I was listening to an AM radio station last night and although it sometimes resembled that Saturday Night Live skit that parodies public radio, I continued to listen because the content trumped the dull personalities. The panel of 3 were in the midst of discussing something that should be of interest to most couples who have been together a long while ~ say, over 5 years. The discussion was about when one or both of the spouses “let themselves go”.
I caught the program right as the gentleman on the panel was remarking that it’s very difficult for men to approach their wives and say what needs to be said when the Mrs. has gray roots starting to show, make-up that is gathering dust in a drawer somewhere, worn out elastic in their granny panties, chipped toenail polish and belly bulge. Actually, I think he was a little less rude than that but that’s definitely what he meant. Poor guy ~ that IS quite a dilemna.
Apparently, there was some type of survey conducted and 83% of the men surveyed said that when their wives failed to “take care of themselves”, it was a message that the wives didn’t care enough about their husbands. 83% of these men felt their wives were sending a subtle message that said, “I don’t care enough about you to bother keeping myself attractive for you.” Now that’s interesting. Is everything about you, men?
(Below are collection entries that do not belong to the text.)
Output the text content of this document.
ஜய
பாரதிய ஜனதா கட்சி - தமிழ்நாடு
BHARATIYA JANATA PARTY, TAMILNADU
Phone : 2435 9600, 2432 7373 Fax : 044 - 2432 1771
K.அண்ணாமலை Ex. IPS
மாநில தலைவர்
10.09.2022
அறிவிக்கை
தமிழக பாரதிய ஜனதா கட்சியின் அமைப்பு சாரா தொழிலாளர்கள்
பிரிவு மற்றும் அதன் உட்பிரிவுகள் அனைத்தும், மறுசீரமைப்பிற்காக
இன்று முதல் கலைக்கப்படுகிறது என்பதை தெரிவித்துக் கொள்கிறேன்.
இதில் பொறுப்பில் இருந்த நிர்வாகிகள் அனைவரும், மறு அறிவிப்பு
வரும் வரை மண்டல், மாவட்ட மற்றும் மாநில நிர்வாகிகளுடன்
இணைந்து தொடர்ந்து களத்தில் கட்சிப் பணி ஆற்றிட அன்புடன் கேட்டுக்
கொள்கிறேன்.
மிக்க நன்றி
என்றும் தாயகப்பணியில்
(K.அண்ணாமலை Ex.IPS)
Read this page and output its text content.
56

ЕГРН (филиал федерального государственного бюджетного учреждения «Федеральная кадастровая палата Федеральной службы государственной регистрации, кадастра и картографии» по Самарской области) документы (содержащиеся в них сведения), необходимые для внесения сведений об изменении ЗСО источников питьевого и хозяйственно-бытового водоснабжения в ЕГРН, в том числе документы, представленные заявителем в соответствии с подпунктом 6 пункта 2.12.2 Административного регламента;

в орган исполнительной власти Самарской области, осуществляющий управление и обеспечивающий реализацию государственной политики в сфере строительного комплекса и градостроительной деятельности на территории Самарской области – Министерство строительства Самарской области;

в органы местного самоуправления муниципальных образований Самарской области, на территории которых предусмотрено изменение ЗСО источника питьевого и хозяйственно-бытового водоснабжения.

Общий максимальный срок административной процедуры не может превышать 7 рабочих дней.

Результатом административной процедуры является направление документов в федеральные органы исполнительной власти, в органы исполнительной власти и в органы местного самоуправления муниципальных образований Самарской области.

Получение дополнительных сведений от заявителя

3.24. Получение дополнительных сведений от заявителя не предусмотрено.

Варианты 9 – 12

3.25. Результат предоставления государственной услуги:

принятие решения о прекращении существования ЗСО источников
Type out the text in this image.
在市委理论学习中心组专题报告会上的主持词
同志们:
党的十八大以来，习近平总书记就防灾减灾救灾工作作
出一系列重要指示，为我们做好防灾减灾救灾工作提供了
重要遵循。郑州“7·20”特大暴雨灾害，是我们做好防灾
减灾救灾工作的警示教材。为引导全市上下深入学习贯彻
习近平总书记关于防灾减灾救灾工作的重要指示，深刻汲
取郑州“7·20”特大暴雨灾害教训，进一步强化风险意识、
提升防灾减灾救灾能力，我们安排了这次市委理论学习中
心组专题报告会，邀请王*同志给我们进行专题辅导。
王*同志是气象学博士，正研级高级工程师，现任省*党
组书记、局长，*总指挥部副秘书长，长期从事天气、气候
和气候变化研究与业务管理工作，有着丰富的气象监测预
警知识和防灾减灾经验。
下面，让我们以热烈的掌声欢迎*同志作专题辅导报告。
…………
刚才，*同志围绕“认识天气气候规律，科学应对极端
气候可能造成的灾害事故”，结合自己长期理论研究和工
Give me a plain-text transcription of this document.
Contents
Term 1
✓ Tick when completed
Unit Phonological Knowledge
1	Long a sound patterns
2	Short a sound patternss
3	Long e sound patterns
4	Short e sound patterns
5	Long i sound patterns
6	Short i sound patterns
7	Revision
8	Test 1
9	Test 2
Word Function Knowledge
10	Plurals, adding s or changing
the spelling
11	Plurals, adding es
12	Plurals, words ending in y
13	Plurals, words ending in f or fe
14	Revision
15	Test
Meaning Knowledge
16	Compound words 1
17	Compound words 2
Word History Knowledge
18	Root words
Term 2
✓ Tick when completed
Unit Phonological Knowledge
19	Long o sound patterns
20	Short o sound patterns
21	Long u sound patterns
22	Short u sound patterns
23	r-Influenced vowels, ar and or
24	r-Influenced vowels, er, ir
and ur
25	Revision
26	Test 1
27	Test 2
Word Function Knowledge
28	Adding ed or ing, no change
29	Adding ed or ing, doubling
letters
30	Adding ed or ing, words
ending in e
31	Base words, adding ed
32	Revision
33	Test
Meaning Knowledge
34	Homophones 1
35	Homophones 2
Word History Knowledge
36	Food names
Women, conversely, whose husbands “let themselves go” were concerned for their own security and future. In other words, if he has a heart attack, I’ll be alone. Primal fear of being alone and uncared for. Women were far less concerned about general appearance for appearance sake. Bald heads? No problem. Love handles? Adorable. Super long eyebrows? Well…no, that’s actually not okay but you get the point.
So I started wondering if my husband falls in the 83%, prompting me to ask. Did he think I didn’t care about him when I was at my heaviest weight ever a few years back? Sometimes his honesty is just plain refreshing.
“I was frustrated because when you don’t feel your best it affects your mood which affects your whole personality.”
I guess he’s part of the 17% who would prefer not having Sybil and her 16 personalities living in his home. Okay, fair enough.
The discussion that I heard on the radio actually did stick with me, though. I wouldn’t want my husband to think I didn’t care enough about him to comb my hair or put on mascara. At a recent Ladies Retreat, one of the speakers told the ladies “When your husband goes to work in the morning, he has a mental picture all day of how you looked.” UGH. 6am is pretty darn early for me to get it all together for a lasting mental portrait ~ but she was right.
I’m not advocating that all of us men and women rise and shine with the roosters to look our best but it’s not too much to ask that we put a little effort into it, right? This is, after all, the man or woman we used to spend hours preparing for, once upon a time. Be rested, get regular exercise, comb your hair (if you have some) and put your best foot forward for the one you love. Remember, they’ve seen you at your worst and love you anyway…that’s incentive enough!
Be blessed!
Wow, who would have thought it all gets turned around! I thought I was looking like crap because I didn’t care about myself. I am lucky enough that my husband has never treated me any different, fat or not so fat! Thank goodness at 46 I realized that it was time to get off my ass and he and I are getting it together as a couple. I think W hit the nail on the head when you feel better about yourself, it shows!!
I find it interesting it was the MEN who took it as they weren’t important enough for their wives to put forth the effort – because my experience was quite the opposite… I felt like I wasn’t worth him taking the time anymore to dress stylishly or exercise.
I’m with “W” – I don’t like how I feel about myself when I get frumpy, and I know it affects my disposition.